Le 3 juin dernier, s'est disputée à Yvoy-le-Marron (Loir-et-Cher) une épreuve sportive originale organisée par plusieurs journaux parisiens, mettant en compétition, sur des parcours appropriés et conjugués autant qu'il était possible, des coureurs à pied, des coureurs cyclistes et des cavaliers.

La distance à parcourir était, pour les « pédestrians », de 22 kilomètres, pour les cyclistes de 90 et de 30 seulement pour les cavaliers, qui, a priori, semblaient bénéficier d'un-handicap favorable vis-à-vis de leurs concurrents. Et, de fait, ils en furent les « grands vainqueurs », d'après le palmarès suivant :

Course à pied :

1er Kardonen (Finlande), 1 h. 13’ 25’’ ; 2e Cérou (A. S. Montferrandaise), 1 h. 14' 18'’, devant Holden et Stone (Grande-Bretagne) et douze autres participants.

Course cycliste :

1er Passot (I. I. Paris) en 2 h. 19’ ; 2e Bobet (V.-C. Levallois) ; puis Dirrix (A. C. B. B.), Milion (V.-C. Courbevoie), Decelle, Champion, etc.

Les douze concurrents, partis de Blois, restèrent très groupés jusqu'à Chaumont, où se manifestèrent les premières tentatives d'échappée.

Course hippique :

Les frères jumeaux Lefèvre-Despeau, de Paris, se classèrent respectivement premier et second ; 3e brigadier Morillon (Fontainebeau) ; 4e Lebreton (Blois) ; 5e capitaine Herien (Fontainebleau), etc. À notre grand regret, nous n'avons pu obtenir le nombre des cavaliers, ni la durée des parcours qu'ils ont effectués.

Au classement général du rallye, l'équipe des cavaliers fut classée première, devant les coureurs à pied, puis les cyclistes.

Bien que le sport hippique soit celui qui garde nos préférences parmi tous les autres sports et que nous soyons toujours disposé à applaudir aux performances, plus ou moins méritoires, dont il fournit l'occasion, nous ne pouvons le faire ici qu'avec de sérieuses restrictions. Car, s'il est vrai qu' « à vaincre sans péril on triomphe sans gloire  », il est des succès, disons plutôt des résultats, obtenus dans de telles conditions et circonstances qu'on les enregistre avec encore plus de regret que de satisfaction.

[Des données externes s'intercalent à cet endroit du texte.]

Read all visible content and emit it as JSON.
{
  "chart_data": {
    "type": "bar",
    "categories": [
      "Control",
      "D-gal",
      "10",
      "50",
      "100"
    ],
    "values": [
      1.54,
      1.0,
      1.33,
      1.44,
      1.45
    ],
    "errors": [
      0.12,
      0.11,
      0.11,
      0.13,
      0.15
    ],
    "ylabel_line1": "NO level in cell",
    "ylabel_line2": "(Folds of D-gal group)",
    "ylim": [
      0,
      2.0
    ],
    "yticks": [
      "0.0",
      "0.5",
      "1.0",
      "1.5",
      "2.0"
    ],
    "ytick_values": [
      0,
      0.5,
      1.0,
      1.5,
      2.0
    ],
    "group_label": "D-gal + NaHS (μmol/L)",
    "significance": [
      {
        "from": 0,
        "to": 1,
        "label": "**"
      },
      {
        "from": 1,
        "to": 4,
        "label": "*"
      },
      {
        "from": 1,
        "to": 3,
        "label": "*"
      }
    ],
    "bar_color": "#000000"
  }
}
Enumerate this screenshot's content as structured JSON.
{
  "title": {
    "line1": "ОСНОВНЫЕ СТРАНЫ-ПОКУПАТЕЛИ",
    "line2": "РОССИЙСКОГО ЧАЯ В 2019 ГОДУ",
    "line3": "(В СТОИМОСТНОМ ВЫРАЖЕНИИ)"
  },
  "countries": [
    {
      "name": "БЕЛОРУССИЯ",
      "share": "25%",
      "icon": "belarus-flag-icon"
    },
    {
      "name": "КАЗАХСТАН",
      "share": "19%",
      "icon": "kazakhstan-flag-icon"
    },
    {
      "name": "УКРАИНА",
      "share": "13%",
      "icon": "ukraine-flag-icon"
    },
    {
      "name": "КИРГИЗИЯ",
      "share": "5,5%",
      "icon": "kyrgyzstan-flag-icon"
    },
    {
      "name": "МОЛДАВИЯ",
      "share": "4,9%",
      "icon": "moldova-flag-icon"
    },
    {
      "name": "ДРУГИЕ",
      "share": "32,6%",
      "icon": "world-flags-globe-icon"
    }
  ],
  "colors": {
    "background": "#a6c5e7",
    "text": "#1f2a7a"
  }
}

La « randonnée » des cavaliers, qui nous semble avoir motivé des vitesses d'hippodrome de la part de plusieurs concurrents, nous y oblige, après avoir appris que deux chevaux, montés par des officiers, étaient morts au cours de l'épreuve et que la gagnante elle-même, la jument « Houlette », avait terminé son parcours dans un état d'épuisement inspirant les plus vives inquiétudes.

À la manière de l'admirable soldat de Marathon qui vint, après une course épique (mais volontaire !), annoncer la victoire à Athènes et tomba mort au milieu de l'Agora, ces chevaux, très certainement soumis à des excitations abusives autant qu'intempestives, y ont répondu aussi de tous leurs moyens, de tout leur cœur, jusqu'à en « mourir pour mieux obéir », ainsi qu'a dit Buffon, en glorifiant notre plus noble conquête.

Et ces accidents nous remettent en mémoire un « slogan » frondeur, que nous avons entendu maintes fois répété au cours de notre jeunesse de cavalier : « Avec les éperons à soi et un cheval appartenant à l'État, on peut tenter l'impossible ! »

Eh bien ! non, dans certaines circonstances, tout n'est pas possible, car les chevaux ne sont pas des machines inertes, dont le rendement peut toujours être poussé au maximum, mais des êtres vivants, sensibles, dont tous les organes : muscles, cœur, système nerveux, en particulier, ne peuvent être sollicités et éprouvés, au delà de certaines limites, sans que la vie de l'animal soit en danger. La fatigue — prise dans son sens le plus large — est une accumulation de produits de déchet dus au travail musculaire, une véritable intoxication qui disparaît sous l'influence du repos, tandis que le surmenage est une intoxication brusquée, sans possibilité d'élimination des toxines produites, des suites d'efforts violents, répétés et prolongés sans discernement de la part de cavaliers inexpérimentés.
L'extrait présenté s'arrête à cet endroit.